Design, setting, and patients: We conducted 2 population-based case-control studies using the United Kingdom General Practice Research Database (GPRD). In the first study, we identified all 1672 cases of C difficile recorded between 1994 and 2004 among all patients registered for at least 2 years in each practice. Each case was matched to 10 controls on calendar time and the general practice. In the second study, a subset of these cases defined as community-acquired, that is, not hospitalized in the prior year, were matched on practice and age with controls also not hospitalized in the prior year.

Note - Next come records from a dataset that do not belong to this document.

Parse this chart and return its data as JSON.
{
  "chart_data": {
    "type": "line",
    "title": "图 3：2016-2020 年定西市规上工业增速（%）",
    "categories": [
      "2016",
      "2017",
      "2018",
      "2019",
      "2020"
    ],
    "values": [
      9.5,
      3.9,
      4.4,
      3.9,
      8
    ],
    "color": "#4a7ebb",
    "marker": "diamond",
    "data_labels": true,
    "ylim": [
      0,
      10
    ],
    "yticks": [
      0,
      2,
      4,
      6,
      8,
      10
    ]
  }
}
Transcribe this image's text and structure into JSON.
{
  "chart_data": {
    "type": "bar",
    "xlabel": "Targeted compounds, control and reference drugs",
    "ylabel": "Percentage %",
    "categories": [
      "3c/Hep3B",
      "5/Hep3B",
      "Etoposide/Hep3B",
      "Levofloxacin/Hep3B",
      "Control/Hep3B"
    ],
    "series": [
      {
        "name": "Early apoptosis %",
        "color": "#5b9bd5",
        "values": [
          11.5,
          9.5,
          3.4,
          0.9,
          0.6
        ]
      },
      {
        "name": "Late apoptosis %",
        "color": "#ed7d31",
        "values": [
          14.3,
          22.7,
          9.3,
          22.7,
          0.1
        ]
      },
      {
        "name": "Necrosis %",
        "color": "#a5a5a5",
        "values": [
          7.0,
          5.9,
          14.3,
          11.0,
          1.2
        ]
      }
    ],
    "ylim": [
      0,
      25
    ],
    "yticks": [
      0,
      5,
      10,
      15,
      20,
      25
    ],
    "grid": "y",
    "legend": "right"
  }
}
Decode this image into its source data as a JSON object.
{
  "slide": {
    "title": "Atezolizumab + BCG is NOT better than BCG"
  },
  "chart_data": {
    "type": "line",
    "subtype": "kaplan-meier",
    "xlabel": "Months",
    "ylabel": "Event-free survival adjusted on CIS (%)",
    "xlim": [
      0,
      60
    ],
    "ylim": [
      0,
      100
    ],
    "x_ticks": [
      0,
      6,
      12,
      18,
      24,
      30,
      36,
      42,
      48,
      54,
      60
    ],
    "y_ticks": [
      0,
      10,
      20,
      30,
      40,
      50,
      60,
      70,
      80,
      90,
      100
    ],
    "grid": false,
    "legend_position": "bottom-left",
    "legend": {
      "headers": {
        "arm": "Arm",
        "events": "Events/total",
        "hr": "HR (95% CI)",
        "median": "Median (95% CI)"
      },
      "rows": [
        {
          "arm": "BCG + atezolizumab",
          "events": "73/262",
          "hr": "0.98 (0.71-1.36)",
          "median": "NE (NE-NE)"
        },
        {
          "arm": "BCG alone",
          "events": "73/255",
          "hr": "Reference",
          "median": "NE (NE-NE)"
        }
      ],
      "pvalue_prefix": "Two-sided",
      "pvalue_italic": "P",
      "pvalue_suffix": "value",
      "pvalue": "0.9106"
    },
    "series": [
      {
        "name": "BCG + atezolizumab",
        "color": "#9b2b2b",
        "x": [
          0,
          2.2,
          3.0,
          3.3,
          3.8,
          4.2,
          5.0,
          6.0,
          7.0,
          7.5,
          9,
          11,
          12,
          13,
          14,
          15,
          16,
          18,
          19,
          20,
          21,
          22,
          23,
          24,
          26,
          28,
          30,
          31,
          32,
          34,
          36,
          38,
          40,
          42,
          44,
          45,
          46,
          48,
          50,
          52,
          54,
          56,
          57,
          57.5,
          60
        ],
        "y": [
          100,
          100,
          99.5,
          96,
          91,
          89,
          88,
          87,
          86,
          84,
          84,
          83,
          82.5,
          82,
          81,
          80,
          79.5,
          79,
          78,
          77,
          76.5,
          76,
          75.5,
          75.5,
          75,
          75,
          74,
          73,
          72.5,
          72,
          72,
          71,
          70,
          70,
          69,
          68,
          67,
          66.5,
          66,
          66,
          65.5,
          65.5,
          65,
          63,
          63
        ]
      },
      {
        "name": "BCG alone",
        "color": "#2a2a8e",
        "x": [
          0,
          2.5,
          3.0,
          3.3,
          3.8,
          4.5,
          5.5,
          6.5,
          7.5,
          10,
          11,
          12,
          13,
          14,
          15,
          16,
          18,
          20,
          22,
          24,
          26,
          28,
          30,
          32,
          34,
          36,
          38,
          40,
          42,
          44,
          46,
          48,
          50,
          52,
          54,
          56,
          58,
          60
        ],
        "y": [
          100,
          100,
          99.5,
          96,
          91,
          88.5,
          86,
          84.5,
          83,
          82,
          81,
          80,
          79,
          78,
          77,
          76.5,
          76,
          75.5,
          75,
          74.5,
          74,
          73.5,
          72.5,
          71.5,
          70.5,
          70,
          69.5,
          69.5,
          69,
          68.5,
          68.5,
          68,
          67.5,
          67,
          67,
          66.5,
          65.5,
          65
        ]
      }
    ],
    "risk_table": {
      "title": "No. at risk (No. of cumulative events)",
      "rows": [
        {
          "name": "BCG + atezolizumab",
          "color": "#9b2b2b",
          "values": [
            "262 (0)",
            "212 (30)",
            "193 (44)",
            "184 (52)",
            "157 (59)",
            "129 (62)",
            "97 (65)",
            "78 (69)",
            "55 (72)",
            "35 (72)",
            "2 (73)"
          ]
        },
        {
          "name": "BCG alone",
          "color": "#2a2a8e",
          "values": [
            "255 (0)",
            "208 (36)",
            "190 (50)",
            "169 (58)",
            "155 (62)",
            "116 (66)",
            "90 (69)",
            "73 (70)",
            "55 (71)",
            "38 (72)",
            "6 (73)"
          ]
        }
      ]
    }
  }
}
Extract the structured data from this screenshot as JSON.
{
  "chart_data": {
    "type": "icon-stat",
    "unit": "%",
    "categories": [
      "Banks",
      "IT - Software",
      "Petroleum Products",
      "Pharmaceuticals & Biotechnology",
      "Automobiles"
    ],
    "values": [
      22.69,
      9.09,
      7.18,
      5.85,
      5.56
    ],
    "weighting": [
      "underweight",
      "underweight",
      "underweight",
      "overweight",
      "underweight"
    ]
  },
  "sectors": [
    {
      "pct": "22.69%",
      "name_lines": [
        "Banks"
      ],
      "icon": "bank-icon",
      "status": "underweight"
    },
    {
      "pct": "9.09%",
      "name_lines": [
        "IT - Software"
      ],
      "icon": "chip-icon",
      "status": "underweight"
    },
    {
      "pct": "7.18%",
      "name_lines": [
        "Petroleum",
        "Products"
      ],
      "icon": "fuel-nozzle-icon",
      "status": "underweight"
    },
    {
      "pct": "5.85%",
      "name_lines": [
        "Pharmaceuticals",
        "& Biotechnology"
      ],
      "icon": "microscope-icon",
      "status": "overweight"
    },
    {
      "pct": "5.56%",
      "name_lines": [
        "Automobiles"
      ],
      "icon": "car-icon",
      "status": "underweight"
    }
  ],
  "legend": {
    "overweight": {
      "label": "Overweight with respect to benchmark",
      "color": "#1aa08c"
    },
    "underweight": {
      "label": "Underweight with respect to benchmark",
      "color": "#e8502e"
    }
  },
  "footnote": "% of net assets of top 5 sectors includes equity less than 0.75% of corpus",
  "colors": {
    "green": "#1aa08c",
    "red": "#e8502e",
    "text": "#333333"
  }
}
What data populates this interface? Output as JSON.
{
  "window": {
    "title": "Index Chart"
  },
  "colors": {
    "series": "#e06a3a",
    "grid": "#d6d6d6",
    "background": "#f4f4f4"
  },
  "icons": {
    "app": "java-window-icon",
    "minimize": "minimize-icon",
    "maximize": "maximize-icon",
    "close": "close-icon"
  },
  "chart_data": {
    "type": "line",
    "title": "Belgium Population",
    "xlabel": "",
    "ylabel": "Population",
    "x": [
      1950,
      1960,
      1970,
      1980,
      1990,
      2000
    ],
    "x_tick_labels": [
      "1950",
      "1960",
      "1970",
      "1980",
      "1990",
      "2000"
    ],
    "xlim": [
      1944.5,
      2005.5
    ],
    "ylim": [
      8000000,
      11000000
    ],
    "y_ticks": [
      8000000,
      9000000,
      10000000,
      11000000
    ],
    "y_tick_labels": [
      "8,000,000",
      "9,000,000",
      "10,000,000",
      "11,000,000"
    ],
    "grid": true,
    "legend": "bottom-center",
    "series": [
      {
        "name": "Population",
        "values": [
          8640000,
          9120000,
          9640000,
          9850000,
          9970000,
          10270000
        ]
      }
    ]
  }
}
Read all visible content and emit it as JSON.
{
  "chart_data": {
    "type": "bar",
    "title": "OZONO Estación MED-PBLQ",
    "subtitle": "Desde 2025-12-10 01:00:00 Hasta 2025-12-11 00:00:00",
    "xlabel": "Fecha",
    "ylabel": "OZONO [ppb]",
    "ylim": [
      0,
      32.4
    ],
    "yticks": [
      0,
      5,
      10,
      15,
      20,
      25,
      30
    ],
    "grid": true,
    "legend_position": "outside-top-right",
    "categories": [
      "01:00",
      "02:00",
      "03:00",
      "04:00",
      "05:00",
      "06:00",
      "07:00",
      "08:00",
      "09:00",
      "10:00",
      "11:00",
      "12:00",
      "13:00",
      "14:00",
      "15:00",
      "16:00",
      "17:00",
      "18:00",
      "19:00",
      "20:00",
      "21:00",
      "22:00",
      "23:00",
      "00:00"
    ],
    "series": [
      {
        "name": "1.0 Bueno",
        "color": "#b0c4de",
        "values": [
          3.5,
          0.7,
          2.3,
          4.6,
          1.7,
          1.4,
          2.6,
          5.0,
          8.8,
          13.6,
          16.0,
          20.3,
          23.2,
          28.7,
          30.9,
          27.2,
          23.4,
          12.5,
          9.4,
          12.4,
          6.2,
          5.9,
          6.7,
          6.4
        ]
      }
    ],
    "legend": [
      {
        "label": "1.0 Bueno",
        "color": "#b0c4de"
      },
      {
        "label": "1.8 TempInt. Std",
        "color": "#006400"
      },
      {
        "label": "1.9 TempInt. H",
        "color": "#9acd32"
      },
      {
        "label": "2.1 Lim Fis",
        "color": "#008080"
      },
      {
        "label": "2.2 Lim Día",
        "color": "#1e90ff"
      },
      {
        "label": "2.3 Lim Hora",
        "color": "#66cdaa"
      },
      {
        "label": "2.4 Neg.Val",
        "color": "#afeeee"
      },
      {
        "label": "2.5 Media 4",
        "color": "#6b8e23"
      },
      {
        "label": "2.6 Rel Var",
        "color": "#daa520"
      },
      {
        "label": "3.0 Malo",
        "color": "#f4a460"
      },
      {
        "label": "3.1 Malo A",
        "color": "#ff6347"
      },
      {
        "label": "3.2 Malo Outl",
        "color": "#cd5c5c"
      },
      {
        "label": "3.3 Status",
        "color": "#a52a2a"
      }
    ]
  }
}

Main outcome measures: The incidence of C difficile and risk associated with gastric acid-suppressive agent use.
Results: The incidence of C difficile in patients diagnosed by their general practitioners in the General Practice Research Database increased from less than 1 case per 100,000 in 1994 to 22 per 100,000 in 2004. The adjusted rate ratio of C difficile-associated disease with current use of proton pump inhibitors was 2.9 (95% confidence interval [CI], 2.4-3.4) and with H2-receptor antagonists the rate ratio was 2.0 (95% CI, 1.6-2.7). An elevated rate was also found with the use of nonsteroidal anti-inflammatory drugs (rate ratio, 1.3; 95% CI, 1.2-1.5).
Conclusions: The use of acid-suppressive therapy, particularly proton pump inhibitors, is associated with an increased risk of community-acquired C difficile. The unexpected increase in risk with nonsteroidal anti-inflammatory drug use should be investigated further.